The notice of the annual general meeting is available on the Company's website at http://ir.qudian.com. The Company filed its annual report on Form 20-F for the fiscal year ended December 31, 2018 with the U.S. Securities and Exchange Commission (the "SEC") on April 15, 2019. Holders of the Ordinary Shares and the Company's American depositary shares may obtain a copy of the Company's annual report on Form 20-F, free of charge, from the Company's website at http://ir.qudian.com, or from the website of the U.S. Securities and Exchange Commission at http://www.sec.gov, or by contacting Qudian at Level 39, Tower
A, AVIC Zijin Plaza, Siming District, Xiamen, Fujian Province, China, attention: Mr. Ben Zhao, email: ir@qudian.com.
Conference Call
The Company's management will host an earnings conference call on November 18, 2019 at 7:00 AM U.S. Eastern Time, (8:00 PM Beijing/Hong Kong Time).
Dial-in details for the earnings conference call are as follows:
U.S.: +1-866-519-4004 (toll-free) / +1-845-675-0437
International: +65-6713-5090
Hong Kong: 800-906-601 (toll-free) / +852-3018-6771
Mainland China: 400-620-8038 / 800-819-0121
Please dial in 15 minutes before the call is scheduled to begin and provide the passcode to join the call. The passcode is "Qudian Conference Call". Additionally, a live and archived webcast of the conference call will be available on the Company's investor relations website at http://ir.qudian.com.

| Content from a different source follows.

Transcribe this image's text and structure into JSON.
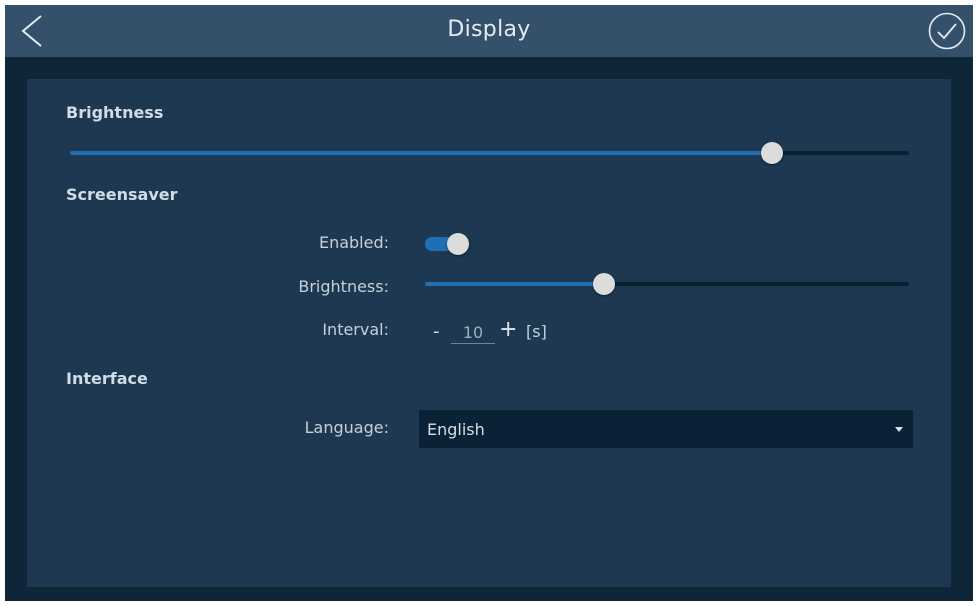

A replay of the conference call will be accessible approximately one hour after the conclusion of the live call until November 26, 2019, by dialing the following telephone numbers:
U.S.: +1-855-452-5696 (toll-free) / +1-646-254-3697
International: +61-2-8199-0299
Hong Kong: 800-963-117 (toll-free) / +852-3051-2780
Mainland China: 400-632-2162 (toll-free) / 800-870-0205 (toll-free)
Passcode: 6738659
About Qudian Inc.
Qudian Inc. ("Qudian") is a leading technology platform empowering the enhancement of online consumer finance experience in China. The Company’s mission is to use technology to make personalized credit accessible to hundreds of millions of young, mobile-active consumers in China who need access to small credit for their discretionary spending but are underserved by traditional financial institutions due to lack of traditional credit data or high cost of servicing. Qudian's credit solutions enable licensed, regulated financial institutions and ecosystem partners to offer affordable and customized loans to this young generation of consumers.
For more information, please visit http://ir.qudian.com.

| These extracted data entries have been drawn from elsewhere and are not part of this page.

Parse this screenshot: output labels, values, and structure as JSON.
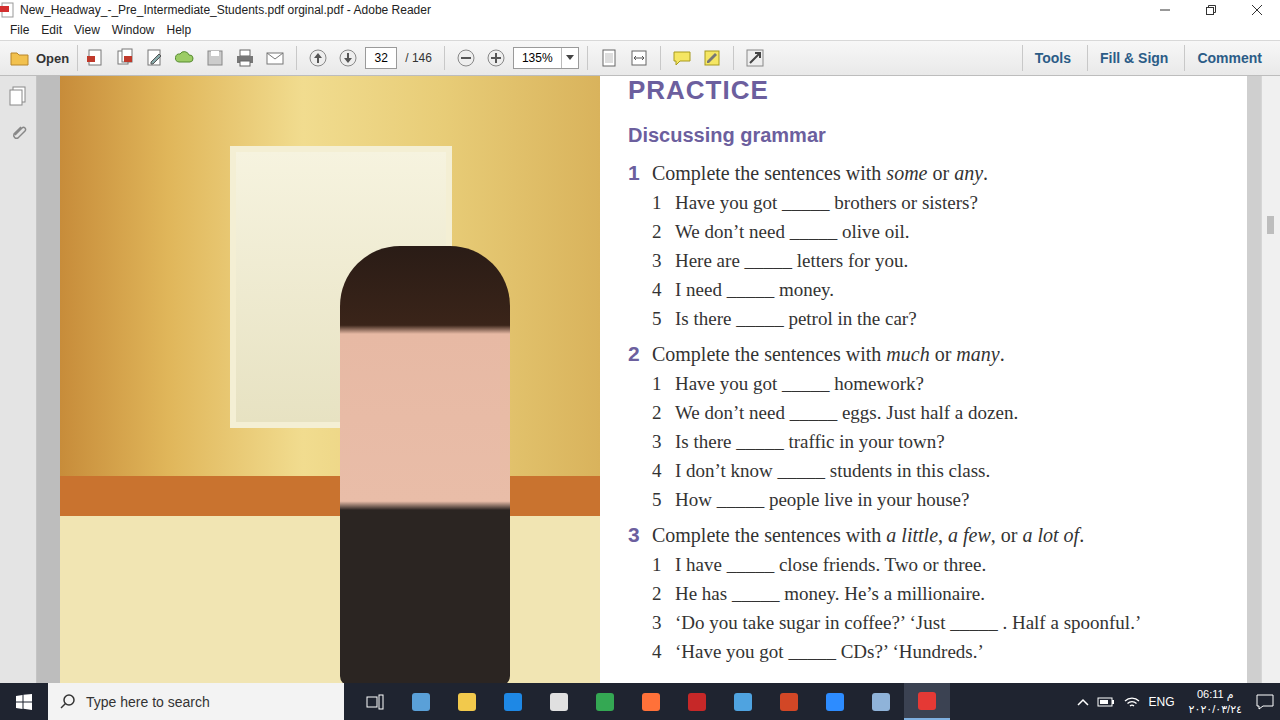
{
  "window": {
    "title": "New_Headway_-_Pre_Intermediate_Students.pdf orginal.pdf - Adobe Reader"
  },
  "menu": [
    "File",
    "Edit",
    "View",
    "Window",
    "Help"
  ],
  "toolbar": {
    "open_label": "Open",
    "page_current": "32",
    "page_total": "/ 146",
    "zoom": "135%",
    "links": [
      "Tools",
      "Fill & Sign",
      "Comment"
    ]
  },
  "document": {
    "heading": "PRACTICE",
    "subheading": "Discussing grammar",
    "exercises": [
      {
        "number": "1",
        "instruction": [
          {
            "text": "Complete the sentences with ",
            "italic": false
          },
          {
            "text": "some",
            "italic": true
          },
          {
            "text": " or ",
            "italic": false
          },
          {
            "text": "any",
            "italic": true
          },
          {
            "text": ".",
            "italic": false
          }
        ],
        "items": [
          {
            "number": "1",
            "text": "Have you got _____ brothers or sisters?"
          },
          {
            "number": "2",
            "text": "We don’t need _____ olive oil."
          },
          {
            "number": "3",
            "text": "Here are _____ letters for you."
          },
          {
            "number": "4",
            "text": "I need _____ money."
          },
          {
            "number": "5",
            "text": "Is there _____ petrol in the car?"
          }
        ]
      },
      {
        "number": "2",
        "instruction": [
          {
            "text": "Complete the sentences with ",
            "italic": false
          },
          {
            "text": "much",
            "italic": true
          },
          {
            "text": " or ",
            "italic": false
          },
          {
            "text": "many",
            "italic": true
          },
          {
            "text": ".",
            "italic": false
          }
        ],
        "items": [
          {
            "number": "1",
            "text": "Have you got _____ homework?"
          },
          {
            "number": "2",
            "text": "We don’t need _____ eggs. Just half a dozen."
          },
          {
            "number": "3",
            "text": "Is there _____ traffic in your town?"
          },
          {
            "number": "4",
            "text": "I don’t know _____ students in this class."
          },
          {
            "number": "5",
            "text": "How _____ people live in your house?"
          }
        ]
      },
      {
        "number": "3",
        "instruction": [
          {
            "text": "Complete the sentences with ",
            "italic": false
          },
          {
            "text": "a little",
            "italic": true
          },
          {
            "text": ", ",
            "italic": false
          },
          {
            "text": "a few",
            "italic": true
          },
          {
            "text": ", or ",
            "italic": false
          },
          {
            "text": "a lot of",
            "italic": true
          },
          {
            "text": ".",
            "italic": false
          }
        ],
        "items": [
          {
            "number": "1",
            "text": "I have _____ close friends. Two or three."
          },
          {
            "number": "2",
            "text": "He has _____ money. He’s a millionaire."
          },
          {
            "number": "3",
            "text": "‘Do you take sugar in coffee?’ ‘Just _____ . Half a spoonful.’"
          },
          {
            "number": "4",
            "text": "‘Have you got _____ CDs?’ ‘Hundreds.’"
          }
        ]
      }
    ]
  },
  "taskbar": {
    "search_placeholder": "Type here to search",
    "apps": [
      {
        "color": "#5aa0d8",
        "selected": false
      },
      {
        "color": "#f2c94c",
        "selected": false
      },
      {
        "color": "#1e88e5",
        "selected": false
      },
      {
        "color": "#e0e0e0",
        "selected": false
      },
      {
        "color": "#34a853",
        "selected": false
      },
      {
        "color": "#ff7139",
        "selected": false
      },
      {
        "color": "#c62828",
        "selected": false
      },
      {
        "color": "#4fa3e0",
        "selected": false
      },
      {
        "color": "#d24726",
        "selected": false
      },
      {
        "color": "#2d8cff",
        "selected": false
      },
      {
        "color": "#8fb3d9",
        "selected": false
      },
      {
        "color": "#e53935",
        "selected": true
      }
    ],
    "language": "ENG",
    "time": "06:11 م",
    "date": "٢٠٢٠/٠٣/٢٤"
  }
}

Use of Non-GAAP Financial Measures
We use adjusted net income, a Non-GAAP financial measure, in evaluating our operating results and for financial and operational decision-making purposes. We believe that adjusted net income helps identify underlying trends in our business by excluding the impact of share-based compensation expenses, which are non-cash charges. We believe that adjusted net income provides useful information about our operating results, enhances the overall understanding of our past performance and future prospects and allows for greater visibility with respect to key metrics used by our management in its financial and operational decision-making.
Adjusted net income is not defined under U.S. GAAP and are not presented in accordance with U.S. GAAP. This Non-GAAP financial measure has limitations as analytical tools, and when assessing our operating performance, cash flows or our liquidity, investors should not consider them in isolation, or as a substitute for net loss / income, cash flows provided by operating activities or other consolidated statements of operation and cash flow data prepared in accordance with U.S. GAAP.
We mitigate these limitations by reconciling the Non-GAAP financial measure to the most comparable U.S. GAAP performance measure, all of which should be considered when evaluating our performance.
For more information on this Non-GAAP financial measure, please see the table captioned "Unaudited Reconciliation of GAAP and Non-GAAP Results" set forth at the end of this press release.
Exchange Rate Information
This announcement contains translations of certain RMB amounts into U.S. dollars ("US$") at specified rates solely for the convenience of the reader. Unless otherwise stated, all translations from RMB to US$ were made at the rate of RMB7.1477 to US$1.00, the noon buying rate in effect on September 30, 2019 in the H.10
statistical release of the Federal Reserve Board. The Company makes no representation that the RMB or US$ amounts referred could be converted into US$ or RMB, as the case may be, at any particular rate or at all.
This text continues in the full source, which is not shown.